Sempat beredar kabar bahwa pesawat yang dikembangkan oleh PT RAI adalah hasil pengembangan model N-250 yang pada tahun 1995 pernah mengudara yang merupakan produk PTDI. Tetapi, kabar itu disanggah oleh Ery Firmansyah dengan mengatakan bahwa pesawat yang dibuat oleh PT RAI bukanlah model N-250. Pesawat yang akan dikembangakan oleh perusahaannya memiliki kapasitas penumpang yang lebih banyak yakni antara 70 hingga 90 kursi.
Saat ini, PT RAI masih dalam tahap studi awal untuk melaksanakan proyek yang menurut Ery dilandasi oleh semangat membangkitkan kembali industri dirgantara nasional tersebut. Studi awal tersebut mencakup beberapa aspek, di antaranya model pesawat dan studi kelayakan pasar. Dalam beberapa kutipan, Ery mengatakan bahwa dirinya bersedia untuk bergabung dalam proyek tersebut karena merasa bahwa Indonesia memiliki kapasitas yang lebih dari cukup untuk dapat membuat pesawat sendiri.
Ery juga menambahkan bahwa dalam jangka waktu 3 hingga 5 tahun ke depan, persiapan produksi untuk pesawat tersebut akan selesai dilakukan, tetapi hasil dari studi awal yang saat ini masih berlangsung akan memegang peranan penting dan sangat menentukan keberlangsungan proyek tersebut. Dalam proyek tersebut, PTDI rencananya juga akan dilibatkan, terutama saat sudah memasuki tahap produksi.

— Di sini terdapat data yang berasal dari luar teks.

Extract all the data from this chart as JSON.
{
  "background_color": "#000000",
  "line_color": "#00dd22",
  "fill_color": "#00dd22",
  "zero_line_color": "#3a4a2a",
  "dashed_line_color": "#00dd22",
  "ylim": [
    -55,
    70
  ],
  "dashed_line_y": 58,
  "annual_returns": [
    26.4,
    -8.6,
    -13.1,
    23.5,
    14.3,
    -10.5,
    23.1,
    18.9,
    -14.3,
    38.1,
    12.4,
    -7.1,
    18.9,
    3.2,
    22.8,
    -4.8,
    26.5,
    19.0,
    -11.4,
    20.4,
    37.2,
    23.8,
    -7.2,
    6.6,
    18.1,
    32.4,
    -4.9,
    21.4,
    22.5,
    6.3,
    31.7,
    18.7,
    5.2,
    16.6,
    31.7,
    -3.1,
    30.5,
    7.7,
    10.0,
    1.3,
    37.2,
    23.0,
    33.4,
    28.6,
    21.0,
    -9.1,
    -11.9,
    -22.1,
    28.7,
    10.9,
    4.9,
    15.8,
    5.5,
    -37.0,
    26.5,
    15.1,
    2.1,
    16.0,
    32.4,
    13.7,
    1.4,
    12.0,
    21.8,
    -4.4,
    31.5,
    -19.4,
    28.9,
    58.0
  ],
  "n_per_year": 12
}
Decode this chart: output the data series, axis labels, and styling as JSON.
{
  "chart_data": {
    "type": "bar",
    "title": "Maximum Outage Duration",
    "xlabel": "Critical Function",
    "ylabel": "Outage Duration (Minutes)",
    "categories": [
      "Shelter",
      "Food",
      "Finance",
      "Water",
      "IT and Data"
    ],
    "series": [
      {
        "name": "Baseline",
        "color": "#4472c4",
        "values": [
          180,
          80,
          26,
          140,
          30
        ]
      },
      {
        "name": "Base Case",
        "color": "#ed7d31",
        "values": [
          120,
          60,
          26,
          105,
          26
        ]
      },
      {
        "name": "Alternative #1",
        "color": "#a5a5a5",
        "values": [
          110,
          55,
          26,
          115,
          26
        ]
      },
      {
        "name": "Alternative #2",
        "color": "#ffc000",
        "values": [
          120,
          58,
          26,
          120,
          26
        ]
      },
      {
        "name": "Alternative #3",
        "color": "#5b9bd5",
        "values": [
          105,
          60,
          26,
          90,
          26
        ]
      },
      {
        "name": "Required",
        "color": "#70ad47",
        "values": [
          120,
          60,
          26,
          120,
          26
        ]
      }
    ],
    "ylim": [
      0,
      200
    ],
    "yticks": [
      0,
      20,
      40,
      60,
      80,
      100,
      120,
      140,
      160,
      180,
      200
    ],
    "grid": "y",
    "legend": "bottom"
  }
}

Tentunya, kabar ini menjadi angin segar bagi industri dirgantara nasional yang saat ini terbilang mandeg. PTDI yang notabene menjadi ujung tombak industri dirgantara di Indonesia justru dilemahkan, terutama oleh IMF yang kala itu memerintahkan untuk menghentikan proyek pesawat N-250 sebagai salah satu syarat agar Indonesia mendapatkan dana kucuran untuk membenahi ekonomi yang mengalami krisis moneter.